What the CDC's New Concussion Guidelines Mean for Kids

CONCUSSION AND traumatic brain injury are ever-present topics among American parents and coaches of young athletes today. So the Centers for Disease Control and Prevention's recent issuing of clinical concussion guidelines for pediatric professionals come at a crucial time in our collective conversation about how to protect kids from the experience and effects of concussion. Although the guidelines are written for medical professionals, there are takeaways that can help the public understand how we can keep our kids safe while they play the sports they love.

First, it should be noted that the CDC's guidelines are extensive – 19 total recommendations in all, and each with an "assignment of obligation." In essence, those guidelines that must be followed, those that should be followed and those that may be followed, all based on the confidence of the evidence reviewed and used to make the recommendations. Yet overall, the overwhelming theme of this list of recommendations is that concussion, or mild traumatic brain injury – also known as mTBI – is not "no big deal." And such incidents require evaluation and follow-up for the health of our young people.

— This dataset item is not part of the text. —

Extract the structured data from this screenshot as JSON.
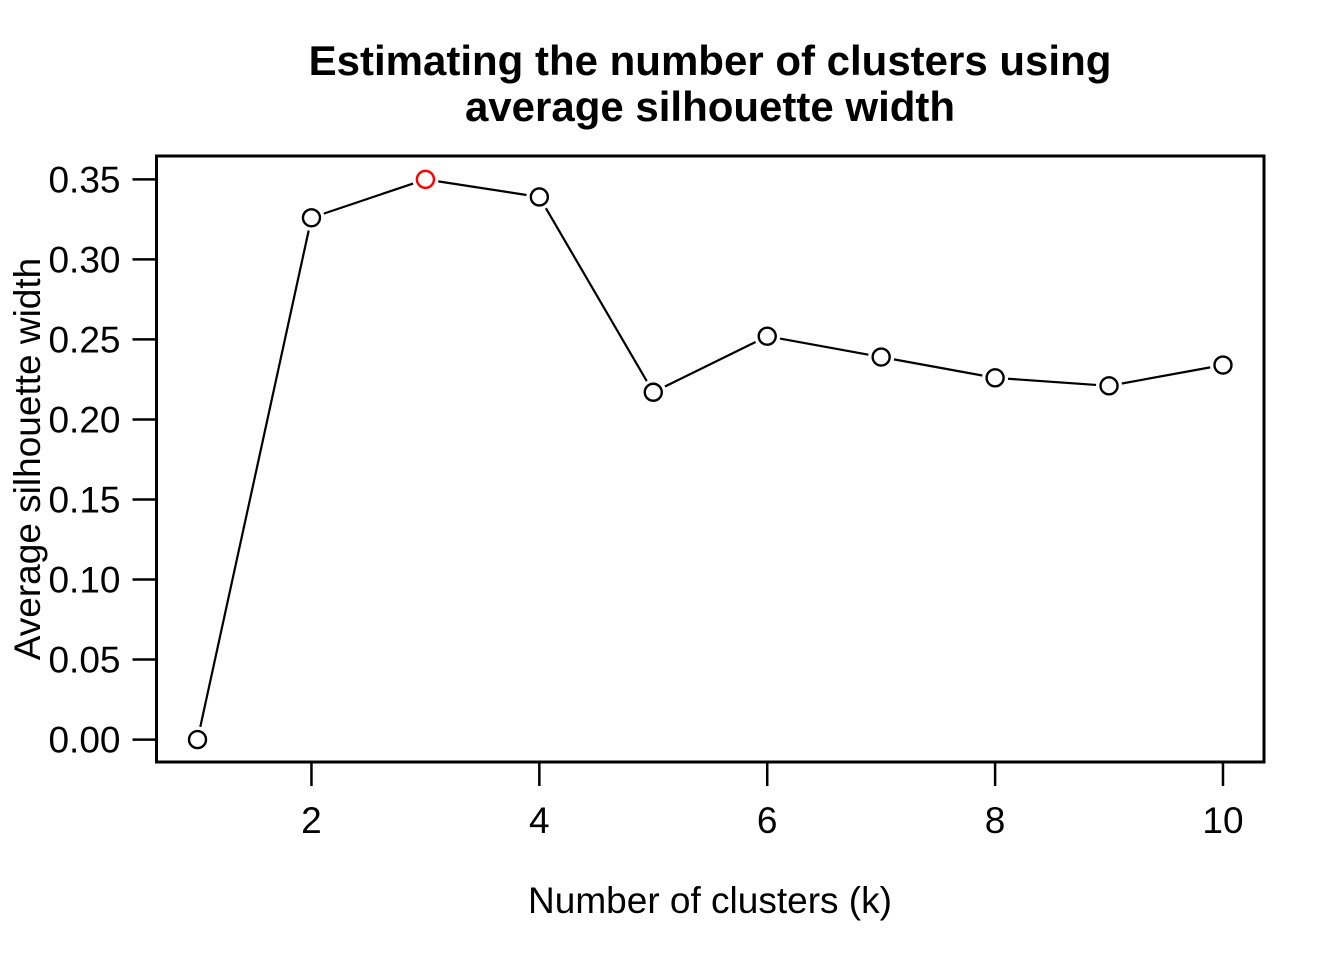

The new guidelines are evidence-based and represent a review of concussion literature spanning a significant period of time, from 1990 to 2015. That's a tremendous task, considering that more than 37,000 articles were reviewed. However, there were a minimal number (only about 75 articles included in the final synthesis) that were of high enough quality to inform the final recommendations made.

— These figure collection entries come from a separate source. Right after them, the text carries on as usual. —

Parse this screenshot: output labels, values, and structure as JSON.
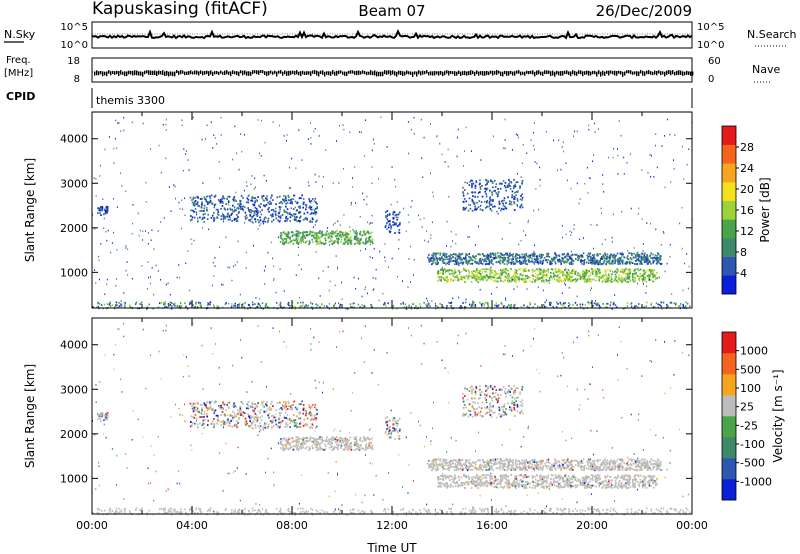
{
  "header": {
    "station": "Kapuskasing (fitACF)",
    "beam": "Beam 07",
    "date": "26/Dec/2009"
  },
  "control_panels": {
    "nsky_label": "N.Sky",
    "nsky_ticks": [
      "10^5",
      "10^0"
    ],
    "nsearch_label": "N.Search",
    "freq_label_1": "Freq.",
    "freq_label_2": "[MHz]",
    "freq_ticks": [
      "18",
      "8"
    ],
    "nave_ticks": [
      "60",
      "0"
    ],
    "nave_label": "Nave",
    "cpid_label": "CPID",
    "cpid_value": "themis 3300"
  },
  "colors": {
    "power_scale": [
      "#0b1fd8",
      "#2e58b0",
      "#3d8a6a",
      "#4aa54a",
      "#9ad43a",
      "#f4e01c",
      "#f6a51e",
      "#f3641d",
      "#e41a1c"
    ],
    "velocity_scale": [
      "#e41a1c",
      "#f3641d",
      "#f6a51e",
      "#bcbcbc",
      "#4aa54a",
      "#3d8a6a",
      "#2e58b0",
      "#0b1fd8"
    ],
    "ground_scatter": "#bdbcb8"
  },
  "chart_data": [
    {
      "type": "heatmap",
      "name_key": "power",
      "ylabel": "Slant Range [km]",
      "xlabel": "",
      "xlim": [
        0,
        24
      ],
      "ylim": [
        200,
        4600
      ],
      "y_ticks": [
        "1000",
        "2000",
        "3000",
        "4000"
      ],
      "colorbar_label": "Power [dB]",
      "colorbar_ticks": [
        "28",
        "24",
        "20",
        "16",
        "12",
        "8",
        "4"
      ],
      "colorbar_range": [
        0,
        32
      ],
      "echo_regions": [
        {
          "t": [
            3.9,
            9.0
          ],
          "r": [
            2150,
            2750
          ],
          "p": 6
        },
        {
          "t": [
            7.5,
            11.2
          ],
          "r": [
            1650,
            1950
          ],
          "p": 14
        },
        {
          "t": [
            11.7,
            12.3
          ],
          "r": [
            1900,
            2400
          ],
          "p": 5
        },
        {
          "t": [
            13.4,
            22.8
          ],
          "r": [
            1200,
            1450
          ],
          "p": 8
        },
        {
          "t": [
            13.8,
            22.6
          ],
          "r": [
            800,
            1100
          ],
          "p": 17
        },
        {
          "t": [
            14.8,
            17.2
          ],
          "r": [
            2400,
            3100
          ],
          "p": 6
        },
        {
          "t": [
            0.2,
            0.6
          ],
          "r": [
            2300,
            2500
          ],
          "p": 5
        }
      ]
    },
    {
      "type": "heatmap",
      "name_key": "velocity",
      "ylabel": "Slant Range [km]",
      "xlabel": "Time UT",
      "xlim": [
        0,
        24
      ],
      "ylim": [
        200,
        4600
      ],
      "x_ticks": [
        "00:00",
        "04:00",
        "08:00",
        "12:00",
        "16:00",
        "20:00",
        "00:00"
      ],
      "y_ticks": [
        "1000",
        "2000",
        "3000",
        "4000"
      ],
      "colorbar_label": "Velocity [m s⁻¹]",
      "colorbar_ticks": [
        "1000",
        "500",
        "100",
        "25",
        "-25",
        "-100",
        "-500",
        "-1000"
      ]
    }
  ]
}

What the data reveals is that information on the prognosis of concussion in children is far more represented in high-quality research than information that can be used to guide treatment and management of concussion in children. As such, there is a massive need for more high-quality research on treatment options and best practices for managing pediatric populations with concussion (both short- and long-term).

Also noteworthy among the CDC's guidelines are the inclusion of recommendations based on more recent concussion research. This includes the advice of earlier reintroduction to regular activities that do not worsen concussion symptoms (light activity after two to three days), rather than eliminating physical or cognitive exertion until all symptoms have resolved – which was the previously-held belief and a widely-used practice among medical professionals.

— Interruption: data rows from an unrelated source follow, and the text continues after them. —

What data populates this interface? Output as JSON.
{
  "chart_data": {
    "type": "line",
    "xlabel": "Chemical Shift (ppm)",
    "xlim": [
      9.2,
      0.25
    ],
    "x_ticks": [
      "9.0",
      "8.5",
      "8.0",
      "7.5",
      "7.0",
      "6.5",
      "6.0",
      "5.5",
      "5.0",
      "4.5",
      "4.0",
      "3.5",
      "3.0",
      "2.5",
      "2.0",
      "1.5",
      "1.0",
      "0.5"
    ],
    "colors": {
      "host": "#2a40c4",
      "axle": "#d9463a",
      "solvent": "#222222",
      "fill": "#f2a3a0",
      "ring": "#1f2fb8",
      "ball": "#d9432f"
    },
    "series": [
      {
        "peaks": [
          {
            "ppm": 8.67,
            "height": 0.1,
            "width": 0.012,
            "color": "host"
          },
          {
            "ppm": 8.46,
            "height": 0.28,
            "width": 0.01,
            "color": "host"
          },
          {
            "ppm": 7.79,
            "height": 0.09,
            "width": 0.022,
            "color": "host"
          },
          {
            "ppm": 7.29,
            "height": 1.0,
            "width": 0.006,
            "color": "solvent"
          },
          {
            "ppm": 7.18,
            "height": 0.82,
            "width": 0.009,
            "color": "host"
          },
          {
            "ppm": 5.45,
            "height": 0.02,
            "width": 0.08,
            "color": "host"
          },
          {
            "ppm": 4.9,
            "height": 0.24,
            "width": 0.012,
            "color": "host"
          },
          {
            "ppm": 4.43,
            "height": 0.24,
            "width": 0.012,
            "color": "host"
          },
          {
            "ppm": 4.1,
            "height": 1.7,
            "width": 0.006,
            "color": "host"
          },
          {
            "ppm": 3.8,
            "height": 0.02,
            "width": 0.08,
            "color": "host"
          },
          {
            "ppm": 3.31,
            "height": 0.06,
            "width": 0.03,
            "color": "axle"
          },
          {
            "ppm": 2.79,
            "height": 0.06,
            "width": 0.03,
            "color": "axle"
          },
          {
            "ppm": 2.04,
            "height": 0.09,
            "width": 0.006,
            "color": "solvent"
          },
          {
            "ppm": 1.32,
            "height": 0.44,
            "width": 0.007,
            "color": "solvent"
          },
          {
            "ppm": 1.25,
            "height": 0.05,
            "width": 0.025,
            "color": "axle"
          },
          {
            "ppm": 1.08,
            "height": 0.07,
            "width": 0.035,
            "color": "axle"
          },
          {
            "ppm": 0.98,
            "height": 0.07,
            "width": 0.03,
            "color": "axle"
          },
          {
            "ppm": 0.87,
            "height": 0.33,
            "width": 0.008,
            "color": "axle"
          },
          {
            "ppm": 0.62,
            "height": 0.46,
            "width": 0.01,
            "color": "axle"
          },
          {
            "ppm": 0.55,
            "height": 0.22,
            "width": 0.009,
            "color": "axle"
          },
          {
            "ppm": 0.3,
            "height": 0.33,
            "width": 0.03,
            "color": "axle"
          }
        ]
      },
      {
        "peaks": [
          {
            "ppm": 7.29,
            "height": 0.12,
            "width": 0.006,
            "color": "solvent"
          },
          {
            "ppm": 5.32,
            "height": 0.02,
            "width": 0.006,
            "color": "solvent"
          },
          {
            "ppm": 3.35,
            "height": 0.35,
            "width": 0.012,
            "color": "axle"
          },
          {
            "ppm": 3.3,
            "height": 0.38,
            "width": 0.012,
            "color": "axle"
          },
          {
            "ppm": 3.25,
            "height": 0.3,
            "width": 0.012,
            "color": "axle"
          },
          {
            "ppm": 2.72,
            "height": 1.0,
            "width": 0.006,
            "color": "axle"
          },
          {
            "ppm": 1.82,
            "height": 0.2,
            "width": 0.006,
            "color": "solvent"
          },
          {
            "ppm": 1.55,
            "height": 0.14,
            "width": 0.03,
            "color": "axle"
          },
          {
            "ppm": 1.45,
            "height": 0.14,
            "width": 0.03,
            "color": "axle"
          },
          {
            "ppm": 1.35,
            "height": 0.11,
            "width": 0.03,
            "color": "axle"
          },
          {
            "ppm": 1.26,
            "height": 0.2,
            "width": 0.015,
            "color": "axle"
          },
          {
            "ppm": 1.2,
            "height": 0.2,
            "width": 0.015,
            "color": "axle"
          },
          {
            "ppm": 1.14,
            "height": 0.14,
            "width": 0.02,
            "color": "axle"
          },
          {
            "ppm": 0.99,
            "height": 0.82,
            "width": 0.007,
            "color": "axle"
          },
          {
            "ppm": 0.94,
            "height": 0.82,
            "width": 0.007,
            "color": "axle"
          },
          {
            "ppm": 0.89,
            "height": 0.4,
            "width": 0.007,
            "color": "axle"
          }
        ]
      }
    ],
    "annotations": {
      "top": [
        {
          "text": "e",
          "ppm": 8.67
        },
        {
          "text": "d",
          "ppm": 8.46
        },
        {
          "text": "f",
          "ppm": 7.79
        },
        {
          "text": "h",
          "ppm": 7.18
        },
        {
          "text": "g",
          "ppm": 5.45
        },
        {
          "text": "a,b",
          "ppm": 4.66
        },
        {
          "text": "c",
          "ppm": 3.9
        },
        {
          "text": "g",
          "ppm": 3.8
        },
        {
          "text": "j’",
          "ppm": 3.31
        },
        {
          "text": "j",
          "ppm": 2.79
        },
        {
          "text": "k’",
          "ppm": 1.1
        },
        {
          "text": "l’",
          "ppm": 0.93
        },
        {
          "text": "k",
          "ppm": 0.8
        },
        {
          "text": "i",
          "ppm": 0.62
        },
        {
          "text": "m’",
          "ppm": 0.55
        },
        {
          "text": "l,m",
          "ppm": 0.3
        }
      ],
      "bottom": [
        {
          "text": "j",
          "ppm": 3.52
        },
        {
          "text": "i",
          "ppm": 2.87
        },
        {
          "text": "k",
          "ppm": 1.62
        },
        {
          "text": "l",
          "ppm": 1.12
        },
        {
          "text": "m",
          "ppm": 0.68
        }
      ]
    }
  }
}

Beyond the clinical/physiological aspects of concussion diagnosis and treatment, there's the recommendation that school-related needs and academic accommodations should be addressed in collaboration with the medical professional, the child's parents and school professionals. This is a multi-disciplinary approach to concussion management that brings multiple parties together for the best interest of the child.

For those of us in the neurological profession, it's encouraging to note that the guidelines recommend that children who have experienced concussion and have symptoms that aren't improving should be referred for specialty-level evaluation and treatment to address symptoms. Though it may not seem significant on its surface, this is a significant step toward getting children the care they need to best treat the concern. Just as orthopedic surgeons have specialty-level expertise to address issues of the musculoskeletal system, so too do neurological professionals have specialty-level expertise to evaluate and manage matters involving the brain and nervous system after concussion with prolonged or severe symptoms.